History shows, however, that their return from exile was not exactly a glamorous or overwhelming success. Rather like the surviving Jewish holocaust victims of today trying to reclaim their homes in Jedwabne Poland recently where unfriendly Poles forcefully intimidated those Jews trying to repossess their property. It took several centuries for the Jewish state to begin flourish again as exiles finally left in significant numbers the relative comfort of the diaspora in Babylonia, and came "home" again. But the Prophetic insistence that the Jewish misfortunes were appropriate and God ordained and were only temporary--- pending omnipotent God’s rescinding His just decrees of punishment --- was like a lifeline of continuous hope in a surrounding morass of currently sad events in what was left of the initially postage stamp size land of Judea, whose only obvious asset was the partially rebuilt temple. Somehow "God was still in his heaven and all was right with the world". The all powerful God of the Jews who had intervened in storied fashion from the miracles of Egyptian liberation, the splitting of the Reed Sea, the manna, in the desert, etc. etc. was still in place on His rightful heavenly throne caring for and forgving his sinful flock. And thus a saving remnant gradually began what was to be the stock of the future Jewish nation, guilt ridden but determined to now keep to the core of God’s commandments.

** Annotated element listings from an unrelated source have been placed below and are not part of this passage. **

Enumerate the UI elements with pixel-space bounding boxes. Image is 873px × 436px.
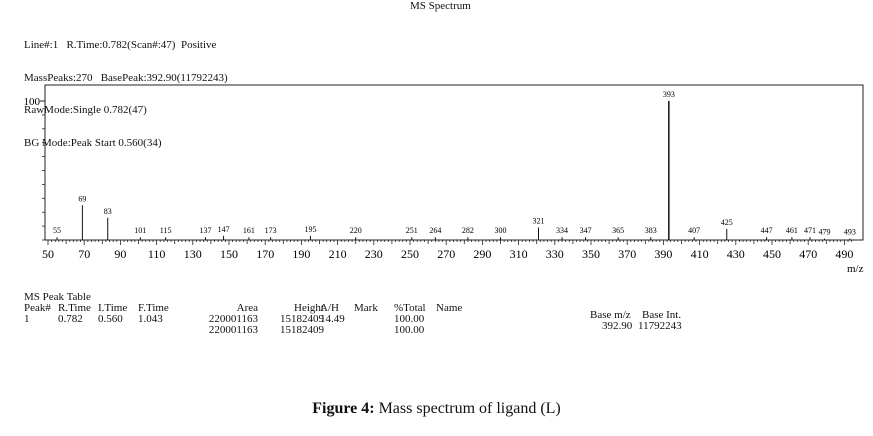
x-tick-label: 430 (727, 247, 745, 261)
column-header: Mark (354, 302, 378, 314)
peak-label: 300 (495, 226, 507, 235)
base-int-value: 11792243 (638, 320, 682, 332)
run-info-line: RawMode:Single 0.782(47) (24, 104, 147, 116)
x-tick-label: 390 (654, 247, 672, 261)
table-cell: 220001163 (208, 313, 258, 325)
peak-label: 479 (818, 228, 830, 237)
column-header: R.Time (58, 302, 91, 314)
x-tick-label: 330 (546, 247, 564, 261)
column-header: Name (436, 302, 463, 314)
x-tick-label: 170 (256, 247, 274, 261)
peak-label: 115 (160, 226, 172, 235)
table-cell: 1.043 (138, 313, 163, 325)
peak-label: 334 (556, 226, 568, 235)
total-percent: 100.00 (394, 324, 425, 336)
x-tick-label: 470 (799, 247, 817, 261)
column-header: Height (294, 302, 324, 314)
peak-label: 220 (350, 226, 362, 235)
x-tick-label: 150 (220, 247, 238, 261)
x-tick-label: 350 (582, 247, 600, 261)
y-tick-label: 100 (24, 96, 41, 108)
peak-label: 407 (688, 226, 700, 235)
peak-label: 461 (786, 226, 798, 235)
column-header: Peak# (24, 302, 51, 314)
column-header: I.Time (98, 302, 128, 314)
run-info: Line#:1 R.Time:0.782(Scan#:47) Positive … (24, 18, 228, 159)
caption-label: Figure 4: (312, 400, 375, 417)
peak-label: 147 (218, 225, 230, 234)
base-int-header: Base Int. (642, 309, 682, 321)
peak-label: 137 (199, 226, 211, 235)
peak-label: 264 (429, 226, 441, 235)
figure-caption: Figure 4: Mass spectrum of ligand (L) (0, 400, 873, 418)
peak-label: 365 (612, 226, 624, 235)
peak-label: 471 (804, 226, 816, 235)
base-mz-value: 392.90 (602, 320, 633, 332)
peak-label: 83 (104, 207, 112, 216)
total-area: 220001163 (208, 324, 258, 336)
peak-table-title: MS Peak Table (24, 291, 91, 303)
x-tick-label: 90 (114, 247, 126, 261)
table-cell: 100.00 (394, 313, 425, 325)
total-height: 15182409 (280, 324, 324, 336)
x-tick-label: 290 (473, 247, 491, 261)
x-tick-label: 250 (401, 247, 419, 261)
x-tick-label: 310 (510, 247, 528, 261)
table-cell: 0.560 (98, 313, 123, 325)
x-tick-label: 450 (763, 247, 781, 261)
peak-label: 347 (580, 226, 592, 235)
x-tick-label: 110 (148, 247, 166, 261)
plot-frame (44, 84, 864, 241)
run-info-line: Line#:1 R.Time:0.782(Scan#:47) Positive (24, 39, 217, 51)
run-info-line: MassPeaks:270 BasePeak:392.90(11792243) (24, 71, 228, 84)
peak-label: 493 (844, 228, 856, 237)
table-cell: 0.782 (58, 313, 83, 325)
x-tick-label: 210 (329, 247, 347, 261)
x-tick-label: 70 (78, 247, 90, 261)
spectrum-title: MS Spectrum (410, 0, 471, 12)
base-info: Base m/z Base Int. 392.90 11792243 (590, 310, 682, 365)
peak-label: 101 (134, 226, 146, 235)
peak-label: 69 (78, 194, 86, 203)
peak-label: 282 (462, 226, 474, 235)
column-header: A/H (320, 302, 339, 314)
x-tick-label: 410 (691, 247, 709, 261)
peak-label: 321 (533, 216, 545, 225)
column-header: %Total (394, 302, 426, 314)
peak-label: 383 (645, 226, 657, 235)
mass-spectrum-chart: 50 70 90 110 130 150 170 190 210 230 250 270 290 310 3… (24, 84, 864, 275)
column-header: F.Time (138, 302, 169, 314)
x-tick-label: 370 (618, 247, 636, 261)
table-cell: 15182409 (280, 313, 324, 325)
table-cell: 14.49 (320, 313, 345, 325)
peak-label: 161 (243, 226, 255, 235)
peak-label: 425 (721, 218, 733, 227)
x-axis-label: m/z (847, 263, 864, 275)
column-header: Area (236, 302, 258, 314)
x-tick-label: 490 (835, 247, 853, 261)
table-cell: 1 (24, 313, 30, 325)
peak-label: 195 (304, 225, 316, 234)
peak-label: 173 (265, 226, 277, 235)
run-info-line: BG Mode:Peak Start 0.560(34) (24, 136, 162, 149)
x-tick-label: 190 (292, 247, 310, 261)
peak-label: 251 (406, 226, 418, 235)
peak-label: 447 (761, 226, 773, 235)
peak-label: 393 (663, 90, 675, 99)
peak-table: MS Peak Table Peak# R.Time I.Time F.Time Are… (24, 292, 462, 336)
x-tick-label: 50 (42, 247, 54, 261)
x-tick-label: 270 (437, 247, 455, 261)
caption-text: Mass spectrum of ligand (L) (374, 400, 561, 417)
x-tick-label: 130 (184, 247, 202, 261)
x-tick-label: 230 (365, 247, 383, 261)
base-mz-header: Base m/z (590, 309, 631, 321)
peak-label: 55 (53, 226, 61, 235)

Somehow these Jews whom the biblical prophets had inveighed against had learned to be stalwart and upright, taking their Torah straight and not worming "through the loopholes" as is were. But, most importantly,emending and amending it with the oral tradition as necessity and events of the current time dictated, thus allowing for the growth of rabbinic Judaism and the Talmudic changes later on .And even though a tiny fraction, probably a few hundred thousand at most when returning from the Babylonian exile in about 400BCE, by the beginning of the Common Era--four centuries later -- they numbered almost six million, most scholars believe. And the unifying force, besides the great spiritual message that is the main motivating force of the Torah, is the fact that the Jews had a second chance to attempt the upward earthly holy path that is is the core of of the Torah.

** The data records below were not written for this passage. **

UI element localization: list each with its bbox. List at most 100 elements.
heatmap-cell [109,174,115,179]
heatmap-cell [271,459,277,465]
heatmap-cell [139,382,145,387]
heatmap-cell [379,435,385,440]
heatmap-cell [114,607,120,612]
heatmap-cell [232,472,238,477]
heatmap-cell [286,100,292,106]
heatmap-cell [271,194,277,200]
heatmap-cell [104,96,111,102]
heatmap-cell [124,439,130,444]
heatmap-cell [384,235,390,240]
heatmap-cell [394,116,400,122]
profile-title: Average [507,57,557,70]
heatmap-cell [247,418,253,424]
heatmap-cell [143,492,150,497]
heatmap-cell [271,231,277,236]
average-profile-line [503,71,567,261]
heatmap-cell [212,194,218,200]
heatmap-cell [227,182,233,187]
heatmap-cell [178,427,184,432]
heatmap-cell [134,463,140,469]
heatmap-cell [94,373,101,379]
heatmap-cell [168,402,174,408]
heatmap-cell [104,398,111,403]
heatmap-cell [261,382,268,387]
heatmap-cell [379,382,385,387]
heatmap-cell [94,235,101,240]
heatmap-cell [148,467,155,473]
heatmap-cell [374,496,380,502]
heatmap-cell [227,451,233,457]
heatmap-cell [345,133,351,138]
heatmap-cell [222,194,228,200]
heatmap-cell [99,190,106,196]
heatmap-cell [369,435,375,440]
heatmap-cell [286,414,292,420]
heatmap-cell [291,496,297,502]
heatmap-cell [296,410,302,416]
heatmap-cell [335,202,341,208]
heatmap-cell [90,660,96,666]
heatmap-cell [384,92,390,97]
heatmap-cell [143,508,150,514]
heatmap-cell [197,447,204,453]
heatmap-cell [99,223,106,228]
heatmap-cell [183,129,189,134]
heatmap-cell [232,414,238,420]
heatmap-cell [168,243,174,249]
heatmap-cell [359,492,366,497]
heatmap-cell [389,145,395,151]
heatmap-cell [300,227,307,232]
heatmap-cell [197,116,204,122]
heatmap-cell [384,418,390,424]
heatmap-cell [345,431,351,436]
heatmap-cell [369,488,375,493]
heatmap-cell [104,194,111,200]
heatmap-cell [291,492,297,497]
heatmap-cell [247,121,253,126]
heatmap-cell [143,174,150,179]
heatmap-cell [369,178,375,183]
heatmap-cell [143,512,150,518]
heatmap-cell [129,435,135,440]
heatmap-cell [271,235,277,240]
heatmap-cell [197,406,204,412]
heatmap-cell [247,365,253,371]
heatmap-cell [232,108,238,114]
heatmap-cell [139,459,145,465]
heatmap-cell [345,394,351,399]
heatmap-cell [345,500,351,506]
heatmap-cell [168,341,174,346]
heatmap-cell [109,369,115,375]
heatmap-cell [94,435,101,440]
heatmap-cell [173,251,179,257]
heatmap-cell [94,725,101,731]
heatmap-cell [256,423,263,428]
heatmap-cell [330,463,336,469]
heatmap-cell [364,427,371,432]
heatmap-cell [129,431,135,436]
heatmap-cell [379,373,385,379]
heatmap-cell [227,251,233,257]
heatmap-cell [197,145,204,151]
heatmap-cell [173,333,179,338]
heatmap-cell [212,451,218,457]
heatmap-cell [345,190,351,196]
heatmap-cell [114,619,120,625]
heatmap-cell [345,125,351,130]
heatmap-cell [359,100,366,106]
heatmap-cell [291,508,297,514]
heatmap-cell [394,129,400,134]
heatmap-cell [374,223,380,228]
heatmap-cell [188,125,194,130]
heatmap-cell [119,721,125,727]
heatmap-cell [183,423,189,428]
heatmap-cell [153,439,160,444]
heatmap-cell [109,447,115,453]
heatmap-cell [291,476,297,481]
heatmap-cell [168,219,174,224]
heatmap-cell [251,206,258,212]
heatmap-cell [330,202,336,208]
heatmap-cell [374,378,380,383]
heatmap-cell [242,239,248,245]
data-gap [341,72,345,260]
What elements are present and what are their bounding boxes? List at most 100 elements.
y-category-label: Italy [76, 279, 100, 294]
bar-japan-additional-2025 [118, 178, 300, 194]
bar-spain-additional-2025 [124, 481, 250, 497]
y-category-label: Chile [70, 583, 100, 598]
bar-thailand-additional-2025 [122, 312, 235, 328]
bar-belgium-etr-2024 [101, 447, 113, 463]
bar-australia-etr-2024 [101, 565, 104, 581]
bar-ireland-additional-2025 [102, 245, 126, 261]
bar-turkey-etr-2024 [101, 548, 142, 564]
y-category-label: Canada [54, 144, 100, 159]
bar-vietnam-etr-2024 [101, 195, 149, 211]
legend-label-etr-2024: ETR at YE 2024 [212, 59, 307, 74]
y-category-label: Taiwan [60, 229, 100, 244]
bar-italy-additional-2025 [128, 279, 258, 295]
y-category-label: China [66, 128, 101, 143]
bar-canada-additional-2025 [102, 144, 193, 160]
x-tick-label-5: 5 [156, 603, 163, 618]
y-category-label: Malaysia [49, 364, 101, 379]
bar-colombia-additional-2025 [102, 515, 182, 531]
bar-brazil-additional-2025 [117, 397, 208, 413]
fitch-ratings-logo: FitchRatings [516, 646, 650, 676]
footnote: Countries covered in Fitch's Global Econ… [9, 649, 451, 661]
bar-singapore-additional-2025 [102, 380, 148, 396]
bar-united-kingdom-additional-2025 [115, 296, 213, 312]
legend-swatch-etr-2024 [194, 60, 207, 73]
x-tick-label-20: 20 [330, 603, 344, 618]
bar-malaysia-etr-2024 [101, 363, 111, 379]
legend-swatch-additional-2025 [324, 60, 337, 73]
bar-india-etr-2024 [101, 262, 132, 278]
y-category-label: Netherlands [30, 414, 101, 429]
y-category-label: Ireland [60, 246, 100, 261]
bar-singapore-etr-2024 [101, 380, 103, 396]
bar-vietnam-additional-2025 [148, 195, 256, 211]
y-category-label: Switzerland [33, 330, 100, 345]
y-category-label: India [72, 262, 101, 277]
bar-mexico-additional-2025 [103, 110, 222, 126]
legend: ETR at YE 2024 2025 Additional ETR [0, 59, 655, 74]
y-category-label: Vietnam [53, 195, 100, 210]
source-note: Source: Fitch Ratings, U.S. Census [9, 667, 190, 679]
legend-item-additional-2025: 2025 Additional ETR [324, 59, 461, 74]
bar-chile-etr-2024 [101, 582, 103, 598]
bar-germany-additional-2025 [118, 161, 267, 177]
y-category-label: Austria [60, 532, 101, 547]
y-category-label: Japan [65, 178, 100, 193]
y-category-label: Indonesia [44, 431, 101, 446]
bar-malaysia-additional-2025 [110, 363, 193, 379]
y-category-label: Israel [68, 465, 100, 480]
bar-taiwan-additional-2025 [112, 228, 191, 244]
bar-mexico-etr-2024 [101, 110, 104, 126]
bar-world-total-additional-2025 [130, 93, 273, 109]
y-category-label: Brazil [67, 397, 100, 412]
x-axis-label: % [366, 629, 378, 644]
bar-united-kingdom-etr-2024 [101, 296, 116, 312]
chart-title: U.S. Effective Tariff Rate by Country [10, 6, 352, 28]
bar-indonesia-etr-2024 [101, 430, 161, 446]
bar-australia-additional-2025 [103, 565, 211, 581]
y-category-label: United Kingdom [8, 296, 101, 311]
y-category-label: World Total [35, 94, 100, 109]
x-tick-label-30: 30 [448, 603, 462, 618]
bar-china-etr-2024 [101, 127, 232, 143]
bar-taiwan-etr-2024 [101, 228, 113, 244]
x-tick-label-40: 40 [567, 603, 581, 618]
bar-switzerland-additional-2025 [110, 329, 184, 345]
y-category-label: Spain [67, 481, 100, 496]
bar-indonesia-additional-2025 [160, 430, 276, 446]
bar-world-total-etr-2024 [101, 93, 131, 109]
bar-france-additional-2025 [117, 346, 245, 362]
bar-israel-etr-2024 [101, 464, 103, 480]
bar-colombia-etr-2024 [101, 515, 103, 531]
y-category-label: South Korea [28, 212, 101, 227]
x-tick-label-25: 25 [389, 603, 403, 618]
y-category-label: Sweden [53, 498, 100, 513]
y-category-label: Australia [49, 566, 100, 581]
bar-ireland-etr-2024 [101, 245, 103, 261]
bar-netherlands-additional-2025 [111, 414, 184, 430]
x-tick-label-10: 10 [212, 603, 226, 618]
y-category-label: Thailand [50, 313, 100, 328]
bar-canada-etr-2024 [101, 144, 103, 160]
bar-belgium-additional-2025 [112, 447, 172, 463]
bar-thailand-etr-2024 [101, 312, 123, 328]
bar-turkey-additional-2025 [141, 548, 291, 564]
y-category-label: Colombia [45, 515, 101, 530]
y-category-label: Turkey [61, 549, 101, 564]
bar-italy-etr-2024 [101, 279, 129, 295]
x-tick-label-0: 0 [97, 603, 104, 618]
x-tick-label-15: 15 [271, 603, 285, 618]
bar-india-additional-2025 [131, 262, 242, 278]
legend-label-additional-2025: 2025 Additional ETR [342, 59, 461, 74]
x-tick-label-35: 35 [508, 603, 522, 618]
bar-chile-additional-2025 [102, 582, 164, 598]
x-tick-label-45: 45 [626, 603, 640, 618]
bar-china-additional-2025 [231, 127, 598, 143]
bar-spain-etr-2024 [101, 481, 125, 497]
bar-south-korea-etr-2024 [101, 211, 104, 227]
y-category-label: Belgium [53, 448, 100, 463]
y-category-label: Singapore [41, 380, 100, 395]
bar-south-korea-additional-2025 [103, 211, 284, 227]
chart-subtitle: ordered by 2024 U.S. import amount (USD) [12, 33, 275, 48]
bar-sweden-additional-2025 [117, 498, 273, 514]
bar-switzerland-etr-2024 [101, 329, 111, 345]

As indicated earlier this holy path, being somewhat beyond human capability, has always been a stumbling block, if not an active agent, in creating Jewish anxiety. Non Jewish delighted in Jewish underachievement, and Jews delighted, among themselves, in their overachievement. The Yiddish phrase " a shonda for the goyim" shameful for the gentiles, marked the Jewish sense of anxiety and unease at underperformance and goyischer kopf --gentile head --- the low esteem Jews had for gentile smartness. But above all, all the Jews, then and now, stood at Mt. Sinai when God told all the Jews then that He was making them a Holy Nation and a lamp unto the peoples. "I make this covenant with him who is standing here before me this day and him who is not standing before me this day". From time immemorial Jews were supposed and maybe programmed to do better, and perhaps their guilty sense of missing the highest mark still leaves us with the guilty impetus and hope to keep up the blessedly strenuous effort to love one’s neighbor as thyself, (the Golden Rule) which was right out of Rabbi Hillel’s playbook over two thousand years ago and still can score the necessary winning goals for us even now on our human turf. After all, without the Jewish "failure" so far the world would be missing many, many winning scores.